Founded in 1978, Capital Advisors is an employee-owned registered investment advisor with headquarters in Tulsa, Okla., and a total of six offices in four states. The company has roughly $2.3 billion in assets under management, and its investment process employs a combination of fundamental strategies using individual equities and bonds, and quantitative strategies using ETFs. Scott Frantz, vice president and portfolio manager at Capital Advisors’ office in Frisco, Texas, discusses how his firm incorporates ETFs into client portfolios.

Schlegel: What type of clients do you serve?

Frantz: The majority of clients are individual investors, but we also serve institutions as well. We run our own investment strategies using separately managed accounts. We have a growth equity strategy, a dividend equity strategy and four tactical strategies where we use ETFs, and we can do bonds any number of ways such as customized fixed-income ladders. And we also do bond ETF strategies with smaller accounts that may not be able to get enough diversification by using individual bonds.

Our average clients generally have between $1 million to $3 million with us, though we have clients as low as $500,000 and those up to—and more than—$20 million.

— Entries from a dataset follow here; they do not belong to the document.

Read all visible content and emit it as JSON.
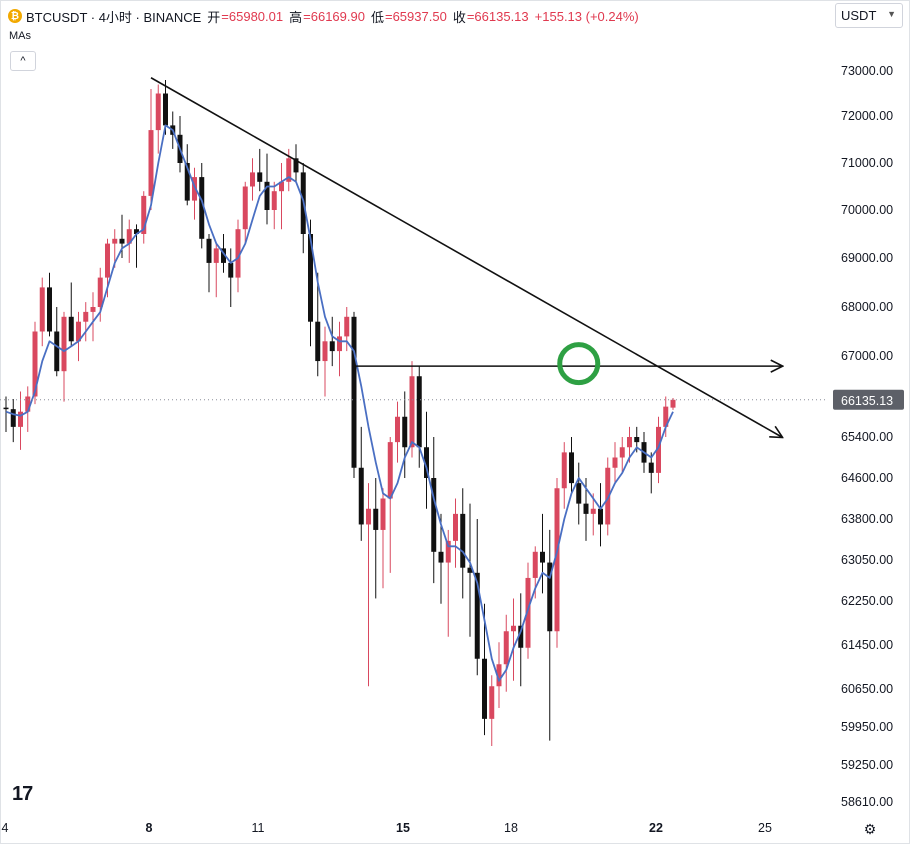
{
  "header": {
    "coin_glyph": "₿",
    "symbol": "BTCUSDT · 4小时 · BINANCE",
    "open_label": "开",
    "open": "=65980.01",
    "high_label": "高",
    "high": "=66169.90",
    "low_label": "低",
    "low": "=65937.50",
    "close_label": "收",
    "close": "=66135.13",
    "change": "+155.13 (+0.24%)",
    "indicator": "MAs",
    "collapse_icon": "^"
  },
  "currency_selector": {
    "value": "USDT",
    "icon": "chevron-down-icon"
  },
  "logo_text": "17",
  "settings_icon": "gear-icon",
  "colors": {
    "up": "#d9485f",
    "down": "#111111",
    "ma": "#4a6fc3",
    "trend": "#111111",
    "circle": "#2ea043",
    "price_label_bg": "#5d6068"
  },
  "chart_data": {
    "type": "candlestick",
    "y_ticks": [
      73000,
      72000,
      71000,
      70000,
      69000,
      68000,
      67000,
      65400,
      64600,
      63800,
      63050,
      62250,
      61450,
      60650,
      59950,
      59250,
      58610
    ],
    "y_tick_labels": [
      "73000.00",
      "72000.00",
      "71000.00",
      "70000.00",
      "69000.00",
      "68000.00",
      "67000.00",
      "65400.00",
      "64600.00",
      "63800.00",
      "63050.00",
      "62250.00",
      "61450.00",
      "60650.00",
      "59950.00",
      "59250.00",
      "58610.00"
    ],
    "x_ticks": [
      4,
      8,
      11,
      15,
      18,
      22,
      25
    ],
    "x_tick_labels": [
      "4",
      "8",
      "11",
      "15",
      "18",
      "22",
      "25"
    ],
    "x_bold": [
      "8",
      "15",
      "22"
    ],
    "current_price": 66135.13,
    "current_price_label": "66135.13",
    "candles": [
      [
        65980,
        66200,
        65500,
        65950
      ],
      [
        65950,
        66150,
        65300,
        65600
      ],
      [
        65600,
        66300,
        65150,
        65900
      ],
      [
        65900,
        66400,
        65500,
        66200
      ],
      [
        66200,
        67700,
        66050,
        67500
      ],
      [
        67500,
        68600,
        67200,
        68400
      ],
      [
        68400,
        68700,
        67400,
        67500
      ],
      [
        67500,
        68000,
        66600,
        66700
      ],
      [
        66700,
        67900,
        66100,
        67800
      ],
      [
        67800,
        68500,
        67200,
        67300
      ],
      [
        67300,
        67900,
        66900,
        67700
      ],
      [
        67700,
        68100,
        67300,
        67900
      ],
      [
        67900,
        68300,
        67300,
        68000
      ],
      [
        68000,
        68800,
        67700,
        68600
      ],
      [
        68600,
        69400,
        68200,
        69300
      ],
      [
        69300,
        69600,
        68800,
        69400
      ],
      [
        69400,
        69900,
        69000,
        69300
      ],
      [
        69300,
        69800,
        68900,
        69600
      ],
      [
        69600,
        69700,
        68800,
        69500
      ],
      [
        69500,
        70400,
        69300,
        70300
      ],
      [
        70300,
        72600,
        70000,
        71700
      ],
      [
        71700,
        72700,
        71200,
        72500
      ],
      [
        72500,
        72800,
        71600,
        71800
      ],
      [
        71800,
        72100,
        71300,
        71600
      ],
      [
        71600,
        72000,
        70800,
        71000
      ],
      [
        71000,
        71400,
        70100,
        70200
      ],
      [
        70200,
        70900,
        69800,
        70700
      ],
      [
        70700,
        71000,
        69200,
        69400
      ],
      [
        69400,
        69500,
        68300,
        68900
      ],
      [
        68900,
        69300,
        68200,
        69200
      ],
      [
        69200,
        69500,
        68700,
        68900
      ],
      [
        68900,
        69200,
        68000,
        68600
      ],
      [
        68600,
        69800,
        68300,
        69600
      ],
      [
        69600,
        70600,
        69300,
        70500
      ],
      [
        70500,
        71100,
        70200,
        70800
      ],
      [
        70800,
        71300,
        70400,
        70600
      ],
      [
        70600,
        71200,
        69700,
        70000
      ],
      [
        70000,
        70600,
        69600,
        70400
      ],
      [
        70400,
        71000,
        69600,
        70600
      ],
      [
        70600,
        71300,
        70400,
        71100
      ],
      [
        71100,
        71400,
        70600,
        70800
      ],
      [
        70800,
        71000,
        69100,
        69500
      ],
      [
        69500,
        69800,
        67200,
        67700
      ],
      [
        67700,
        68700,
        66600,
        66900
      ],
      [
        66900,
        67600,
        66200,
        67300
      ],
      [
        67300,
        67800,
        66800,
        67100
      ],
      [
        67100,
        67700,
        66600,
        67400
      ],
      [
        67400,
        68000,
        67100,
        67800
      ],
      [
        67800,
        67900,
        64600,
        64800
      ],
      [
        64800,
        65600,
        63400,
        63700
      ],
      [
        63700,
        64500,
        60700,
        64000
      ],
      [
        64000,
        64600,
        62300,
        63600
      ],
      [
        63600,
        64400,
        62500,
        64200
      ],
      [
        64200,
        65400,
        62800,
        65300
      ],
      [
        65300,
        66100,
        64900,
        65800
      ],
      [
        65800,
        66300,
        64600,
        65200
      ],
      [
        65200,
        66900,
        65000,
        66600
      ],
      [
        66600,
        66800,
        64800,
        65200
      ],
      [
        65200,
        65900,
        64000,
        64600
      ],
      [
        64600,
        65400,
        62600,
        63200
      ],
      [
        63200,
        63900,
        62200,
        63000
      ],
      [
        63000,
        63600,
        61600,
        63400
      ],
      [
        63400,
        64200,
        62900,
        63900
      ],
      [
        63900,
        64400,
        62300,
        62900
      ],
      [
        62900,
        64100,
        61600,
        62800
      ],
      [
        62800,
        63800,
        60900,
        61200
      ],
      [
        61200,
        62200,
        59800,
        60100
      ],
      [
        60100,
        60900,
        59600,
        60700
      ],
      [
        60700,
        61500,
        60300,
        61100
      ],
      [
        61100,
        62000,
        60600,
        61700
      ],
      [
        61700,
        62300,
        60800,
        61800
      ],
      [
        61800,
        62400,
        60700,
        61400
      ],
      [
        61400,
        63000,
        61200,
        62700
      ],
      [
        62700,
        63300,
        62300,
        63200
      ],
      [
        63200,
        63900,
        62400,
        63000
      ],
      [
        63000,
        63600,
        59700,
        61700
      ],
      [
        61700,
        64600,
        61400,
        64400
      ],
      [
        64400,
        65300,
        64000,
        65100
      ],
      [
        65100,
        65400,
        64300,
        64500
      ],
      [
        64500,
        64900,
        63700,
        64100
      ],
      [
        64100,
        64600,
        63400,
        63900
      ],
      [
        63900,
        64300,
        63500,
        64000
      ],
      [
        64000,
        64500,
        63300,
        63700
      ],
      [
        63700,
        65000,
        63500,
        64800
      ],
      [
        64800,
        65300,
        64500,
        65000
      ],
      [
        65000,
        65400,
        64700,
        65200
      ],
      [
        65200,
        65600,
        64900,
        65400
      ],
      [
        65400,
        65600,
        65100,
        65300
      ],
      [
        65300,
        65500,
        64700,
        64900
      ],
      [
        64900,
        65100,
        64300,
        64700
      ],
      [
        64700,
        65800,
        64500,
        65600
      ],
      [
        65600,
        66200,
        65400,
        66000
      ],
      [
        65980,
        66170,
        65937,
        66135
      ]
    ],
    "ma": [
      65900,
      65850,
      65820,
      65900,
      66300,
      66900,
      67300,
      67200,
      67100,
      67200,
      67300,
      67500,
      67700,
      67900,
      68400,
      68900,
      69200,
      69300,
      69500,
      69600,
      70100,
      71000,
      71800,
      71700,
      71300,
      70900,
      70500,
      70200,
      69700,
      69300,
      69100,
      68900,
      69000,
      69300,
      69800,
      70300,
      70500,
      70500,
      70600,
      70700,
      70600,
      70200,
      69400,
      68500,
      67800,
      67400,
      67300,
      67300,
      67100,
      66400,
      65600,
      64900,
      64300,
      64200,
      64500,
      65000,
      65300,
      65200,
      64800,
      64200,
      63700,
      63300,
      63300,
      63200,
      63000,
      62600,
      61900,
      61200,
      60800,
      61000,
      61400,
      61700,
      62100,
      62500,
      62800,
      62700,
      63200,
      63800,
      64300,
      64600,
      64400,
      64200,
      64000,
      64200,
      64500,
      64700,
      65000,
      65200,
      65100,
      65000,
      65200,
      65600,
      65900
    ],
    "annotations": [
      {
        "kind": "trendline",
        "from": [
          20,
          72850
        ],
        "to": [
          107,
          65400
        ],
        "arrow": true
      },
      {
        "kind": "horizontal",
        "from": [
          48,
          66800
        ],
        "to": [
          107,
          66800
        ],
        "arrow": true
      },
      {
        "kind": "circle",
        "at": [
          79,
          66850
        ]
      }
    ]
  }
}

Schlegel: Which types of clients do you typically use ETFs with?

Frantz: They’re used for both individuals and institutions, but I would say ETFs are primarily used for our individual clients and are used in a tactical manner to get exposure to different markets, themes and sectors. They’re also used as hedging tools, and as complements to other equity strategies.

We try to use ETFs with low expense ratios, and which are liquid and we can easily trade in and out of. That said, some of the international ETFs can have expense ratios north of funds like SPY and QQQ.

Schlegel: Your website says each client receives a customized portfolio. How do ETFs play a role in that?

Frantz: We start our on-boarding process by asking clients to fill out a risk-and-suitability questionnaire to give us a picture of their risk tolerance, goals and objectives. That guides us to the types and percentages of equities and fixed income in their portfolios. Then we look at how to complement these portfolios with our tactical strategies that use ETFs. We have a tactical dynamic strategy that goes in and out of the marketplace, and we use that as a hedging tool as well.

We manage that tactical dynamic strategy in a quantitative manner, and between four to six ETFs make up that strategy. And based on market conditions, we use our proprietary system to gauge when to get in or out of a particular ETF.